What's wrong with America's Supermarkets? The Wall Street Journal asked that question in this morning's edition. In attempting to answer it, the paper focused on how big-box retailers like Walmart are taking customers away by offering cheap groceries as a loss leader. And what are grocery chains doing to fight back? Many are cutting back on staff. Earlier this year Supervalu announced layoffs of up to 2,500 store-level jobs at its Albertsons supermarkets in California and Nevada.
Is that wise when out-of-stocks are among the biggest customer-losing situations in grocery stores? I put that question to Richard Miskewicz, managing director of PwC Retail and Consumer, and an industry analyst. He said it's not only unwise, but it's missing the point.

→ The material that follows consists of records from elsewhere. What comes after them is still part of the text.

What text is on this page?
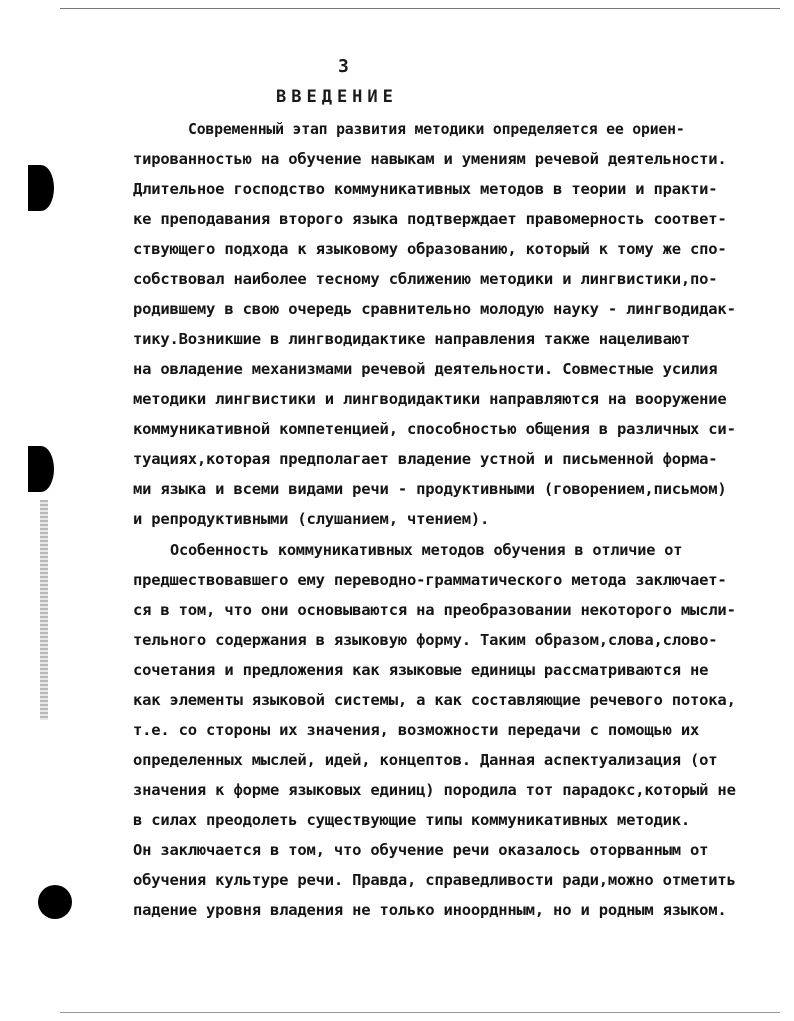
3
ВВЕДЕНИЕ
Современный этап развития методики определяется ее ориен-
тированностью на обучение навыкам и умениям речевой деятельности.
Длительное господство коммуникативных методов в теории и практи-
ке преподавания второго языка подтверждает правомерность соответ-
ствующего подхода к языковому образованию, который к тому же спо-
собствовал наиболее тесному сближению методики и лингвистики,по-
родившему в свою очередь сравнительно молодую науку - лингводидак-
тику.Возникшие в лингводидактике направления также нацеливают
на овладение механизмами речевой деятельности. Совместные усилия
методики лингвистики и лингводидактики направляются на вооружение
коммуникативной компетенцией, способностью общения в различных си-
туациях,которая предполагает владение устной и письменной форма-
ми языка и всеми видами речи - продуктивными (говорением,письмом)
и репродуктивными (слушанием, чтением).
Особенность коммуникативных методов обучения в отличие от
предшествовавшего ему переводно-грамматического метода заключает-
ся в том, что они основываются на преобразовании некоторого мысли-
тельного содержания в языковую форму. Таким образом,слова,слово-
сочетания и предложения как языковые единицы рассматриваются не
как элементы языковой системы, а как составляющие речевого потока,
т.е. со стороны их значения, возможности передачи с помощью их
определенных мыслей, идей, концептов. Данная аспектуализация (от
значения к форме языковых единиц) породила тот парадокс,который не
в силах преодолеть существующие типы коммуникативных методик.
Он заключается в том, что обучение речи оказалось оторванным от
обучения культуре речи. Правда, справедливости ради,можно отметить
падение уровня владения не только иноорднным, но и родным языком.
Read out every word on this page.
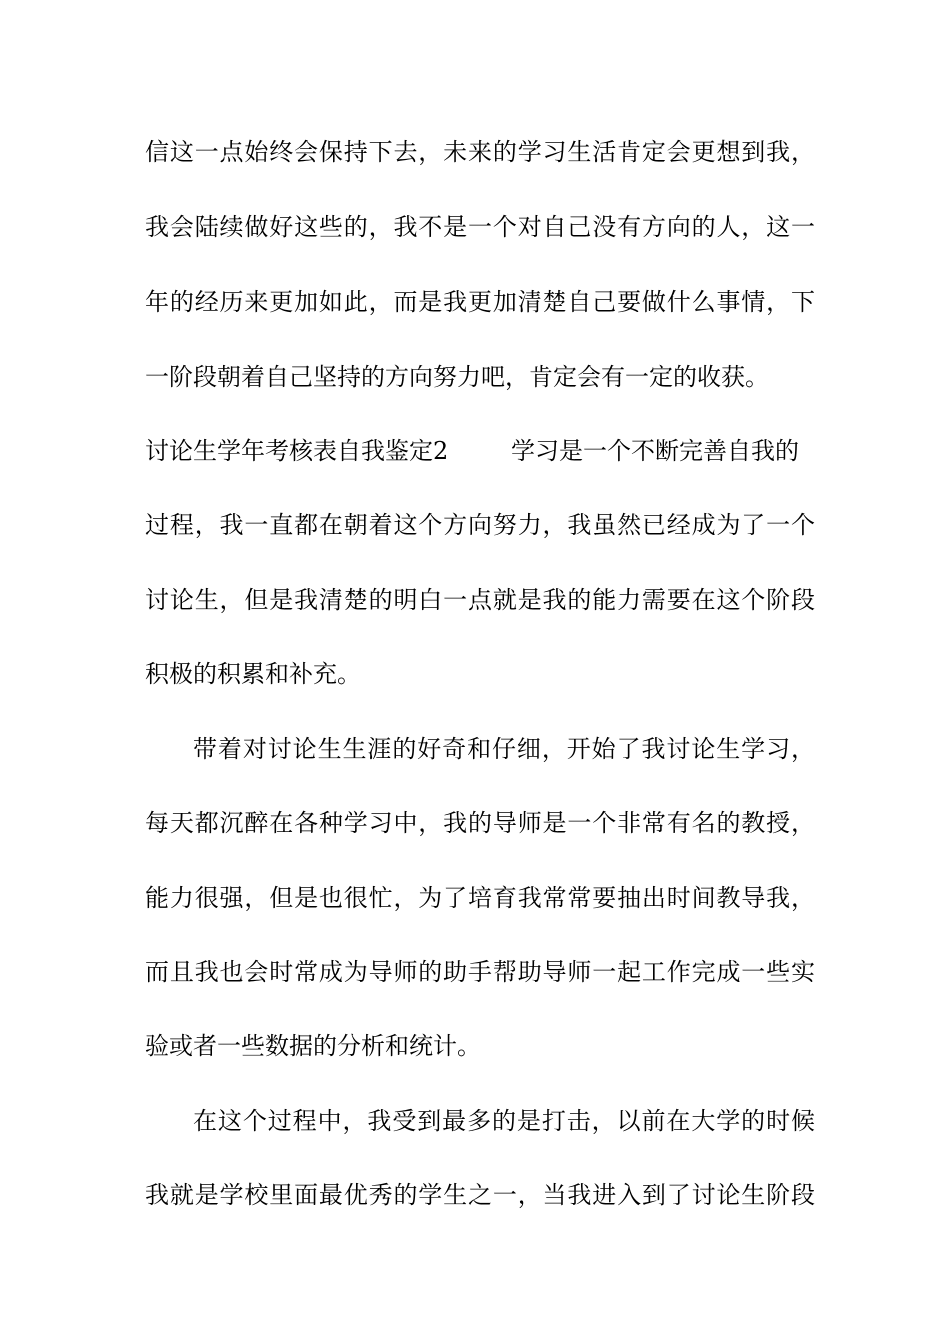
信这一点始终会保持下去，未来的学习生活肯定会更想到我，
我会陆续做好这些的，我不是一个对自己没有方向的人，这一
年的经历来更加如此，而是我更加清楚自己要做什么事情，下
一阶段朝着自己坚持的方向努力吧，肯定会有一定的收获。
讨论生学年考核表自我鉴定2	学习是一个不断完善自我的
过程，我一直都在朝着这个方向努力，我虽然已经成为了一个
讨论生，但是我清楚的明白一点就是我的能力需要在这个阶段
积极的积累和补充。
带着对讨论生生涯的好奇和仔细，开始了我讨论生学习，
每天都沉醉在各种学习中，我的导师是一个非常有名的教授，
能力很强，但是也很忙，为了培育我常常要抽出时间教导我，
而且我也会时常成为导师的助手帮助导师一起工作完成一些实
验或者一些数据的分析和统计。
在这个过程中，我受到最多的是打击，以前在大学的时候
我就是学校里面最优秀的学生之一，当我进入到了讨论生阶段
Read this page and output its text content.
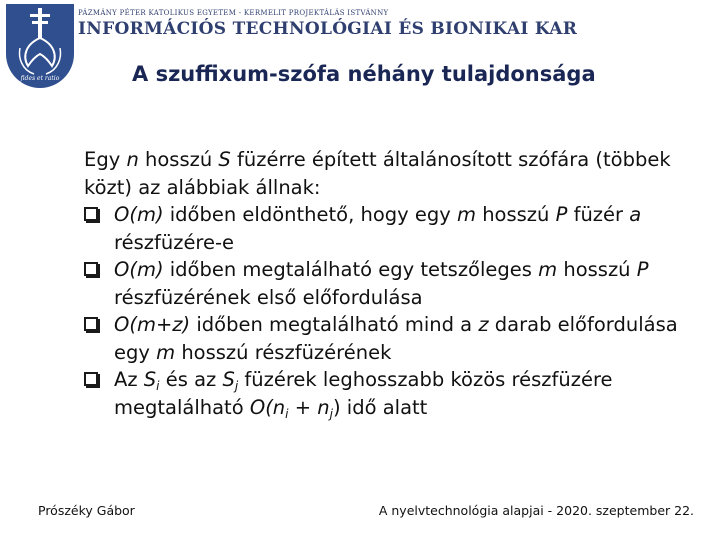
fides et ratio
PÁZMÁNY PÉTER KATOLIKUS EGYETEM - KERMELIT PROJEKTÁLÁS ISTVÁNNY
INFORMÁCIÓS TECHNOLÓGIAI ÉS BIONIKAI KAR
A szuffixum-szófa néhány tulajdonsága

Egy n hosszú S füzérre épített általánosított szófára (többek közt) az alábbiak állnak:

O(m) időben eldönthető, hogy egy m hosszú P füzér a részfüzére-e
O(m) időben megtalálható egy tetszőleges m hosszú P részfüzérének első előfordulása
O(m+z) időben megtalálható mind a z darab előfordulása egy m hosszú részfüzérének
Az $S_i$ és az $S_j$ füzérek leghosszabb közös részfüzére megtalálható $O(n_i + n_j)$ idő alatt
Prószéky Gábor	A nyelvtechnológia alapjai - 2020. szeptember 22.
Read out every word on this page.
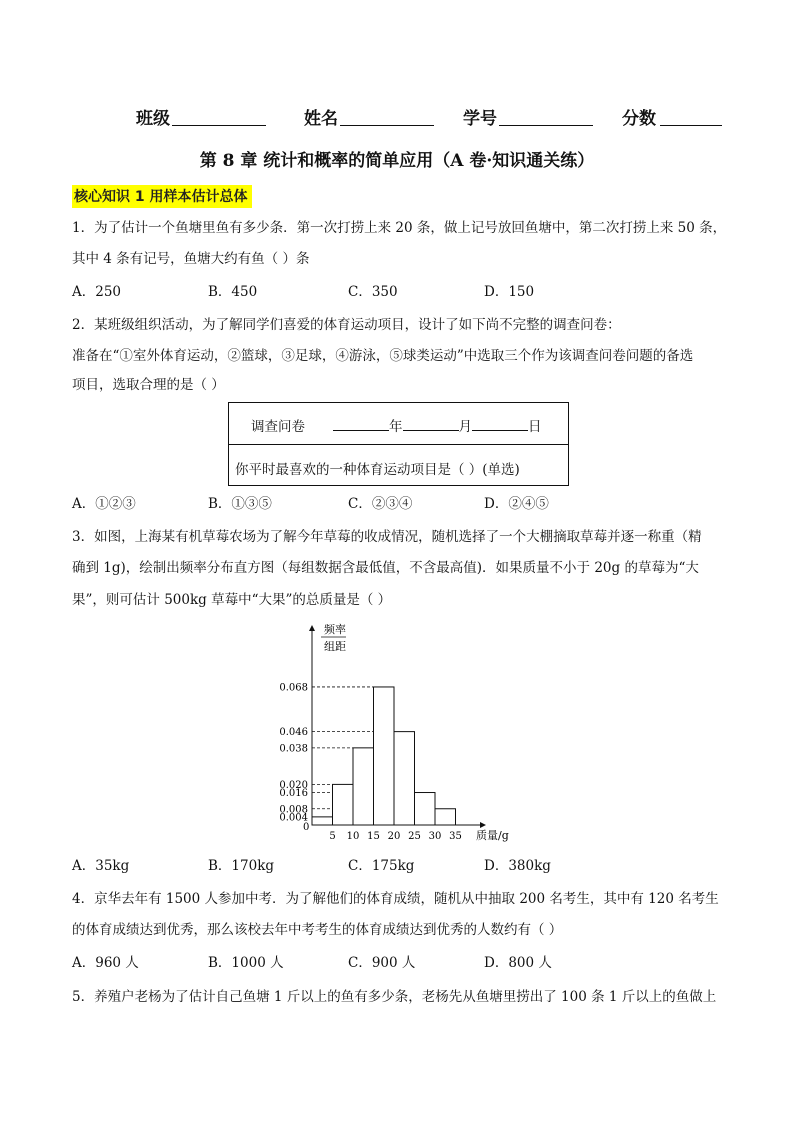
班级	姓名	学号	分数
第 8 章 统计和概率的简单应用（A 卷·知识通关练）
核心知识 1 用样本估计总体
1．为了估计一个鱼塘里鱼有多少条．第一次打捞上来 20 条，做上记号放回鱼塘中，第二次打捞上来 50 条，
其中 4 条有记号，鱼塘大约有鱼（ ）条
A．250	B．450	C．350	D．150
2．某班级组织活动，为了解同学们喜爱的体育运动项目，设计了如下尚不完整的调查问卷：
准备在“①室外体育运动，②篮球，③足球，④游泳，⑤球类运动”中选取三个作为该调查问卷问题的备选
项目，选取合理的是（ ）
调查问卷	年	月	日
你平时最喜欢的一种体育运动项目是（ ）(单选)
A．①②③	B．①③⑤	C．②③④	D．②④⑤
3．如图，上海某有机草莓农场为了解今年草莓的收成情况，随机选择了一个大棚摘取草莓并逐一称重（精
确到 1g)，绘制出频率分布直方图（每组数据含最低值，不含最高值)．如果质量不小于 20g 的草莓为“大
果”，则可估计 500kg 草莓中“大果”的总质量是（ ）
频率
组距
质量/g
0
0.068
0.046
0.038
0.020
0.016
0.008
0.004
5 10 15 20 25 30 35
A．35kg	B．170kg	C．175kg	D．380kg
4．京华去年有 1500 人参加中考．为了解他们的体育成绩，随机从中抽取 200 名考生，其中有 120 名考生
的体育成绩达到优秀，那么该校去年中考考生的体育成绩达到优秀的人数约有（ ）
A．960 人	B．1000 人	C．900 人	D．800 人
5．养殖户老杨为了估计自己鱼塘 1 斤以上的鱼有多少条，老杨先从鱼塘里捞出了 100 条 1 斤以上的鱼做上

“The retailers need to figure a way to better tap into their consumer and understand their needs and preferences,” he said. “That has to drive their assortment planning. Yes, the biggest issue for the retailers now is in store labor. It's still not uncommon to have product sitting in the back room and nothing on the shelf.”
In fact according to his research, 5-10% out-of-stock is typical at the retail level, depending on the category. The problem isn't too much labor, it's too much inventory in the wrong places throughout the extended supply chain—and a poor handle on what consumers want. But supply chain management and logistics weren't mentioned in the WSJ report. Neither was the effort by many retailers to get their suppliers' help ensuring their shelves are full of the right products. That's not easy. Understanding and forecasting consumer demand is still very challenging for many CPG companies.
The ones that do the best job manage multiple supply streams for their customers, depending on each customer's cost sensitivity. A low-cost scenario could mean the retailer orders full pallet loads and full truckloads direct from the manufacturer, and allows adequate lead time, with no order changes. At the other end of the spectrum are the more agile and flexible supply chains where a manufacturer could provide a mixed truckload, even some mixed store ready pallets shipped from a forward DC, under a short lead time (24-48 hours). Of course that comes at a premium price.
“Retailers are asking for that flexibility,” Miskewicz says. “But the retailers also need to figure a way to better tap into the consumer and understand their needs and preferences and have that drive their assortment planning.”
Many CPG manufacturers with well tuned supply chains are integrating their supply chains with those of their retailer customers, collecting demand signals from the retail level and even feeding that information to their own suppliers to make them more efficient as well. That's the new competitive advantage in light of the challenges at the retail level. That, in turn, will drive the development of flexible manufacturing processes, allowing CPG companies to quickly adapt and produce new product.
So rather than asking what's wrong with supermarkets, the focus should be on what's right with their supply chains and with the CPG manufacturers gearing up to get them back on the right track.